BJT question

Discussion in 'General Electronics Chat' started by Joe24, Dec 27, 2007.

  1. Joe24

    Thread Starter Active Member

    May 18, 2007
    Hello all,

    I have a question regarding the BJT configuration that I have posted. The values I had to find were the current Ie and the voltage V3, which is the same as Vc.

    The answers are: Ie = Ve - (-10v) / 4.7K = 2mA

    Vc = 10V - IcRc = 10V - 2MA*(3.3K) = 3.4V

    these answers are correct. But what I am confused about is the following:

    When I first look at this simple circuit, I see that the base is tied to ground. So to me, that mean that there is no current going into the base, therefore the transistor is in cut-off. If it is in cut-off, then the transistor behaves as an open switch and there-for no current through the collector or emitter.

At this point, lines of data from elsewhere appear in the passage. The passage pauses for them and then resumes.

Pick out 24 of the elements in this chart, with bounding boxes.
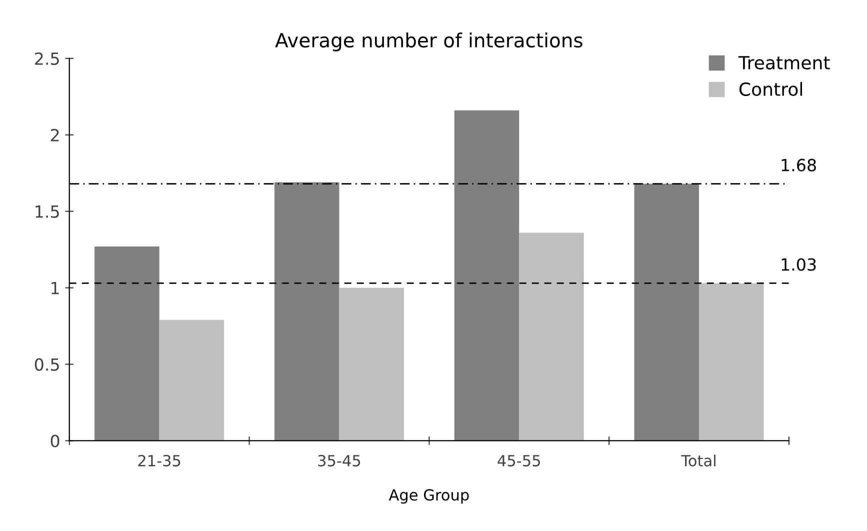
ref-line-label: 1.03: [782, 258, 816, 271]
y-tick-label: 2: [50, 128, 59, 142]
y-tick-label: 1: [52, 282, 59, 294]
bar: [94, 246, 160, 441]
y-tick-label: 0.5: [34, 358, 59, 371]
x-tick-label: 35-45: [318, 454, 360, 466]
y-tick-label: 1.5: [36, 206, 59, 218]
y-tick-label: 2.5: [35, 52, 59, 65]
x-tick-label: 21-35: [138, 454, 180, 466]
y-tick-label: 0: [50, 434, 60, 448]
bar: [274, 182, 340, 441]
ref-line-label: 1.68: [782, 158, 816, 172]
x-axis-title: Age Group: [388, 489, 469, 504]
bar: [159, 320, 224, 441]
bar: [634, 184, 700, 441]
legend-label: Treatment: [738, 56, 830, 70]
bar: [519, 232, 584, 441]
x-tick-label: 45-55: [498, 455, 540, 466]
bar: [454, 110, 520, 441]
x-tick-label: Total: [681, 454, 716, 466]
chart-title: Average number of interactions: [275, 32, 582, 52]
bar: [699, 283, 764, 441]
legend-label: Control: [739, 82, 802, 96]
bar: [339, 288, 404, 441]
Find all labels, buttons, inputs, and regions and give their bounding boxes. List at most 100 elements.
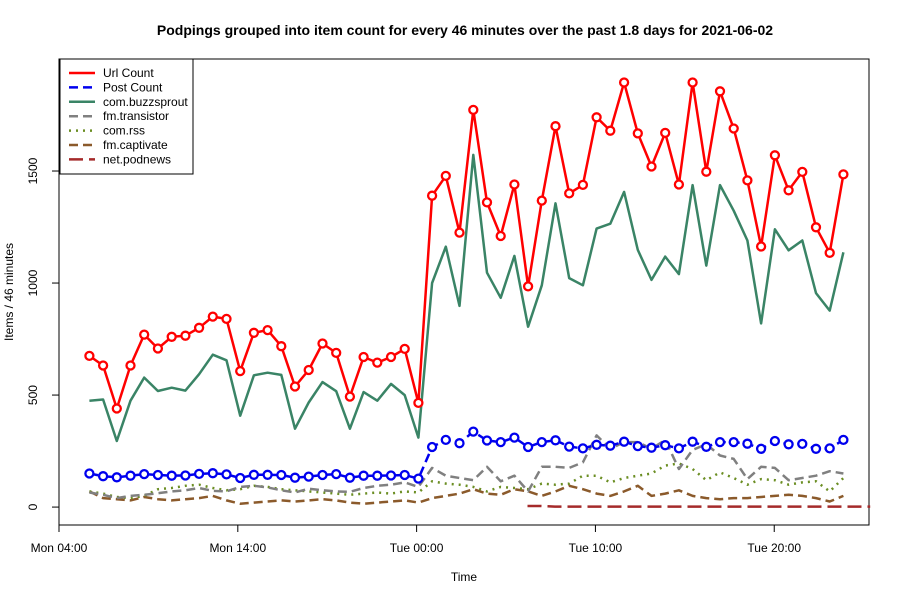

    i know I am wrong here, but this is my first assumption when I first look at it. Can someone shine some light for me here. Thanks
  2. kubeek


    Sep 20, 2005
    Ground doesn´t mean there is no current into the base.
    You can re-label the circuit so now the bootom connection is ground, the base is connected to +10V and the upper connection is +20V.
  3. Joe24

    Thread Starter Active Member

    May 18, 2007
    That's an interesting approach Kubeek, but it doesn't work out to the same Collector voltage.

    I get the same Ie ( Emitter current) as before, but for Vc I get 13.4V using your approach.
  4. Pootworm


    May 18, 2007
    That's 13.4V after renaming -10V as ground. If you re-adjusted to the ground in your pic, you'd subtract 10V and get to your 3.4V answer (relative your original ground).

    Incidentally, you can just treat the voltage at base as zero, run through the exact same arithmetic process and wind up at the same answers. The 4.7kOhm resistor has -0.7V on one end and -10V on the other, so it still drops 9.3V, etc etc etc.